No room for dignity: Zack Gottsagen and Vanessa Kirby
Image courtesy of Netflix.
Desperate times call for desperate measures. Lynette (Vanessa Kirby) is sharing her house with her mother (Jennifer Jason Leigh) and her older brother, Kenny (Zack Gottsagen), who has Down syndrome. She is juggling several jobs in order to cover the basics, but everybody seems to be against her, including her own mother. The film starts at 5:11 in the morning and the radio crackles with bad news: “the fundamentals of the American economy are breaking down, especially in the job market and the housing market. People are actually being paid less…” A message on Lynette’s ansaphone is no more encouraging, with the bank threatening to repossess her house unless she and her mother jointly sign a contract with a $25,000 down payment. That day. It’s Lynette’s childhood home and she has a duty of care to her brother, with the only other option being to end up on the street…

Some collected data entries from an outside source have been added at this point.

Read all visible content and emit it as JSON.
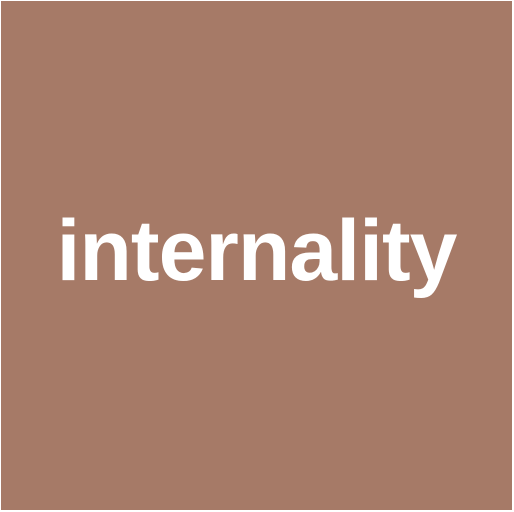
{
  "tile": {
    "text": "internality",
    "background_color": "#a67a67",
    "text_color": "#ffffff"
  }
}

As social commentary dressed up as a gripping, pulsating thriller, Night Always Comes has a number of things going for it. As Lynette, Vanessa Kirby invests her performance with a grounded, textured resolve, banishing memories of her Princess Margaret in The Crown, let alone her turn as Invisible Woman in The Fantastic Four: First Steps. Her Lynette is just about able to slip from one persona to another with a streetwise conviction, from homebody to barmaid to high-end escort to girlfriend and, reluctantly, thief. The film’s other coup is its unfamiliar setting of Portland, Oregon, a bustling city with a faceless skyline and the sidewalks dotted with the homeless. And, finally, Benjamin Caron’s direction never draws attention to itself, allowing Kirby’s performance and the strength of the story’s nightmarish turn of events – adapted from Willy Vlautin’s 2021 novel – to keep us absorbed.
“People do what they do to get by,” is the mantra of an old lover of Lynette’s, played with weary wariness by Michael Kelly, dragged out of his bed in the early hours. The clock is ticking and temporal captions flash across the screen as an ominous countdown until Lynette is due to deliver that life-saving $25,000 to the bank. But at what cost? As it happens, Lynette sacrifices everything, burning pretty much all of her bridges to retain a portion of real estate to shield her brother from homelessness. In her world, and in the world of so many struggling Americans, there is little room for hope and no room for dignity. Above and beyond its pressing message, Night Always Comes remains a generic thriller, albeit with moments of real humanity emerging at the most surprising moments. Somehow, Benjamin Caron and Vanessa Kirby consistently manage to keep us on side.
JAMES CAMERON-WILSON
Cast: Vanessa Kirby, Jennifer Jason Leigh, Zack Gottsagen, Stephen James, Randall Park, Julia Fox, Michael Kelly, Eli Roth, Sean Martini.
Dir Benjamin Caron, Pro Gary Levinsohn, Billy Hines, Ryan Bartecki, Benjamin Caron, Jodie Caron, Vanessa Kirby and Lauren Dark, Screenplay Sarah Conradt, Ph Damián García, Pro Des Ryan Warren Smith, Ed Yan Miles, Music Adam Janota Bzowski, Costumes Olga Mill, Sound Glenn Freemantle, Dialect coaches Michael Buster and Tim Monich.
H2L Media Group/Aluna Entertainment/Square Eyed Pictures-Netflix.
108 mins. USA/UK. 2025. UK and US Rel: 15 August 2025. Cert. 15.